In an instant I emptied the bag on the table. Maybe half an ounce. I just sat there looking at it. All that life ahead and no way to live it. I put on my clothes and my sneakers. I took a pull of vodka and rolled up a bill and snorted the pile as fast as I could. Gagging dry heaves were no deterrent. Then I went for a run. I was not a jogger. My intention was to fulfill the prophecy of a drug overdose, have a simple heart attack and make it neat. The suicide hat trick. A wake filled with "it's so sad," "what was he thinking," and "I told ya so."

Surviving a suicide attempt is about as embarrassing a predicament as has been invented. A thundering failure. And if you're fortunate enough, the ultimate grace.

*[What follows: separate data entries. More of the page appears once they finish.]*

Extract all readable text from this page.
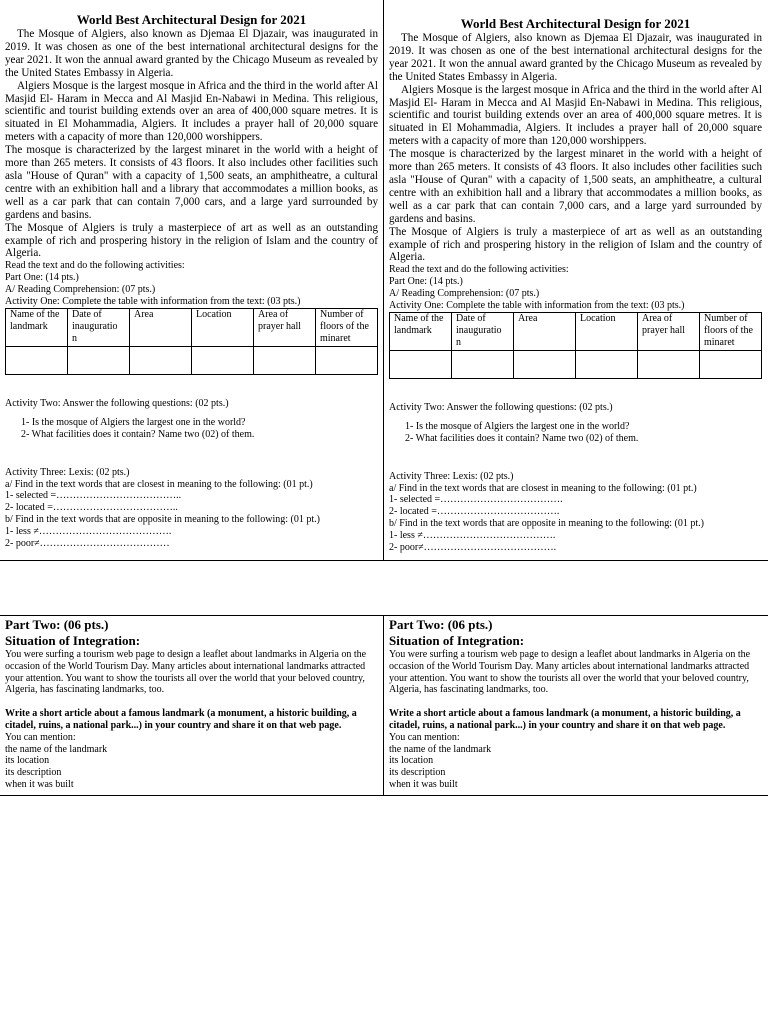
World Best Architectural Design for 2021

The Mosque of Algiers, also known as Djemaa El Djazair, was inaugurated in 2019. It was chosen as one of the best international architectural designs for the year 2021. It won the annual award granted by the Chicago Museum as revealed by the United States Embassy in Algeria.

Algiers Mosque is the largest mosque in Africa and the third in the world after Al Masjid El- Haram in Mecca and Al Masjid En-Nabawi in Medina. This religious, scientific and tourist building extends over an area of 400,000 square metres. It is situated in El Mohammadia, Algiers. It includes a prayer hall of 20,000 square meters with a capacity of more than 120,000 worshippers.

The mosque is characterized by the largest minaret in the world with a height of more than 265 meters. It consists of 43 floors. It also includes other facilities such asla "House of Quran" with a capacity of 1,500 seats, an amphitheatre, a cultural centre with an exhibition hall and a library that accommodates a million books, as well as a car park that can contain 7,000 cars, and a large yard surrounded by gardens and basins.

The Mosque of Algiers is truly a masterpiece of art as well as an outstanding example of rich and prospering history in the religion of Islam and the country of Algeria.

Read the text and do the following activities:

Part One: (14 pts.)

A/ Reading Comprehension: (07 pts.)

Activity One: Complete the table with information from the text: (03 pts.)

Name of the landmark	Date of inauguratio n	Area	Location	Area of prayer hall	Number of floors of the minaret

Activity Two: Answer the following questions: (02 pts.)

1- Is the mosque of Algiers the largest one in the world?

2- What facilities does it contain? Name two (02) of them.

Activity Three: Lexis: (02 pts.)

a/ Find in the text words that are closest in meaning to the following: (01 pt.)

1- selected =………………………………..

2- located =………………………………..

b/ Find in the text words that are opposite in meaning to the following: (01 pt.)

1- less ≠………………………………….

2- poor≠…………………………………

World Best Architectural Design for 2021

The Mosque of Algiers, also known as Djemaa El Djazair, was inaugurated in 2019. It was chosen as one of the best international architectural designs for the year 2021. It won the annual award granted by the Chicago Museum as revealed by the United States Embassy in Algeria.

Algiers Mosque is the largest mosque in Africa and the third in the world after Al Masjid El- Haram in Mecca and Al Masjid En-Nabawi in Medina. This religious, scientific and tourist building extends over an area of 400,000 square metres. It is situated in El Mohammadia, Algiers. It includes a prayer hall of 20,000 square meters with a capacity of more than 120,000 worshippers.

The mosque is characterized by the largest minaret in the world with a height of more than 265 meters. It consists of 43 floors. It also includes other facilities such asla "House of Quran" with a capacity of 1,500 seats, an amphitheatre, a cultural centre with an exhibition hall and a library that accommodates a million books, as well as a car park that can contain 7,000 cars, and a large yard surrounded by gardens and basins.

The Mosque of Algiers is truly a masterpiece of art as well as an outstanding example of rich and prospering history in the religion of Islam and the country of Algeria.

Read the text and do the following activities:

Part One: (14 pts.)

A/ Reading Comprehension: (07 pts.)

Activity One: Complete the table with information from the text: (03 pts.)

Name of the landmark	Date of inauguratio n	Area	Location	Area of prayer hall	Number of floors of the minaret

Activity Two: Answer the following questions: (02 pts.)

1- Is the mosque of Algiers the largest one in the world?

2- What facilities does it contain? Name two (02) of them.

Activity Three: Lexis: (02 pts.)

a/ Find in the text words that are closest in meaning to the following: (01 pt.)

1- selected =……………………………….

2- located =……………………………….

b/ Find in the text words that are opposite in meaning to the following: (01 pt.)

1- less ≠………………………………….

2- poor≠………………………………….

Part Two: (06 pts.)
Situation of Integration:

You were surfing a tourism web page to design a leaflet about landmarks in Algeria on the occasion of the World Tourism Day. Many articles about international landmarks attracted your attention. You want to show the tourists all over the world that your beloved country, Algeria, has fascinating landmarks, too.

Write a short article about a famous landmark (a monument, a historic building, a citadel, ruins, a national park...) in your country and share it on that web page.

You can mention:

the name of the landmark

its location

its description

when it was built

Part Two: (06 pts.)
Situation of Integration:

You were surfing a tourism web page to design a leaflet about landmarks in Algeria on the occasion of the World Tourism Day. Many articles about international landmarks attracted your attention. You want to show the tourists all over the world that your beloved country, Algeria, has fascinating landmarks, too.

Write a short article about a famous landmark (a monument, a historic building, a citadel, ruins, a national park...) in your country and share it on that web page.

You can mention:

the name of the landmark

its location

its description

when it was built
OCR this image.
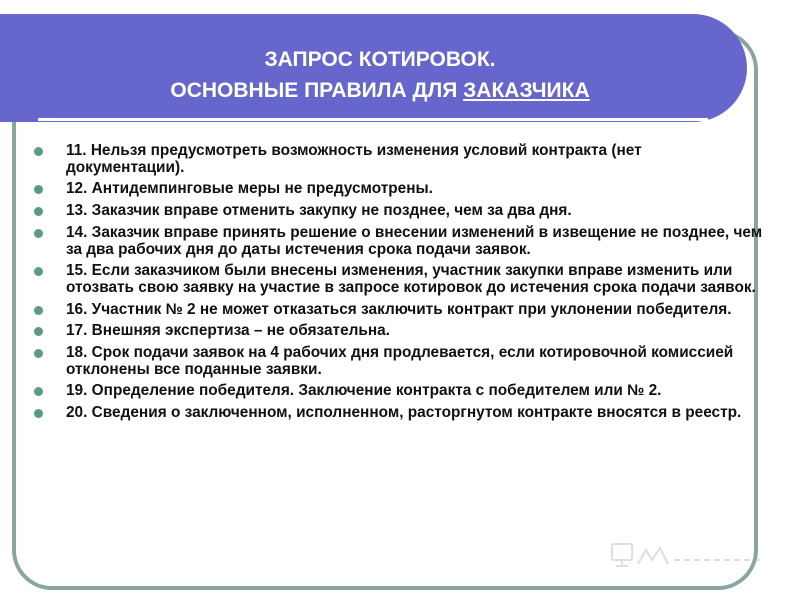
ЗАПРОС КОТИРОВОК.
ОСНОВНЫЕ ПРАВИЛА ДЛЯ ЗАКАЗЧИКА
11. Нельзя предусмотреть возможность изменения условий контракта (нет документации).
12. Антидемпинговые меры не предусмотрены.
13. Заказчик вправе отменить закупку не позднее, чем за два дня.
14. Заказчик вправе принять решение о внесении изменений в извещение не позднее, чем за два рабочих дня до даты истечения срока подачи заявок.
15. Если заказчиком были внесены изменения, участник закупки вправе изменить или отозвать свою заявку на участие в запросе котировок до истечения срока подачи заявок.
16. Участник № 2 не может отказаться заключить контракт при уклонении победителя.
17. Внешняя экспертиза – не обязательна.
18. Срок подачи заявок на 4 рабочих дня продлевается, если котировочной комиссией отклонены все поданные заявки.
19. Определение победителя. Заключение контракта с победителем или № 2.
20. Сведения о заключенном, исполненном, расторгнутом контракте вносятся в реестр.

So the doctor, convinced that I don't have a plan, suggests I go back to therapy again. I know that the absence of alcohol and drugs in my life is the reason I still have one. The therapist will want me to rehash my past, and then put me on antidepressants. I will resist, insisting on toughing it out. The death wish will whirl and eventually cease. Thought and deed are now rarely contiguous, and I'll pull out of this depression wondering, What was I thinking?

Mostly I'll keep it to myself. Secrets are still warm and comfortable. I am triggered to relive the crime of sexual abuse with the abruptness of the evening news. Lately it's been the 24/7 of the Michael Jackson case--and more insidiously, more damaging, the unapologetic, pedophile-shuffling Catholic cardinal from Boston being given the honor of saying high mass for his pope. The lack of compassion glows red, like a grade-school backhand across the face.

The memory of my abuse will move quickly out of the physical and lodge deep in the emotional. It's a crime of time and it lasts a lifetime. Some lifetimes are shorter than others. I'm one of the lucky ones. I just live with the thoughts. The gnawing. Maybe this time I'll take the meds. Or not.

Paul Ehmann is an essayist and a realtor. He lives in Loudonville, N.Y., with his wife, Diane.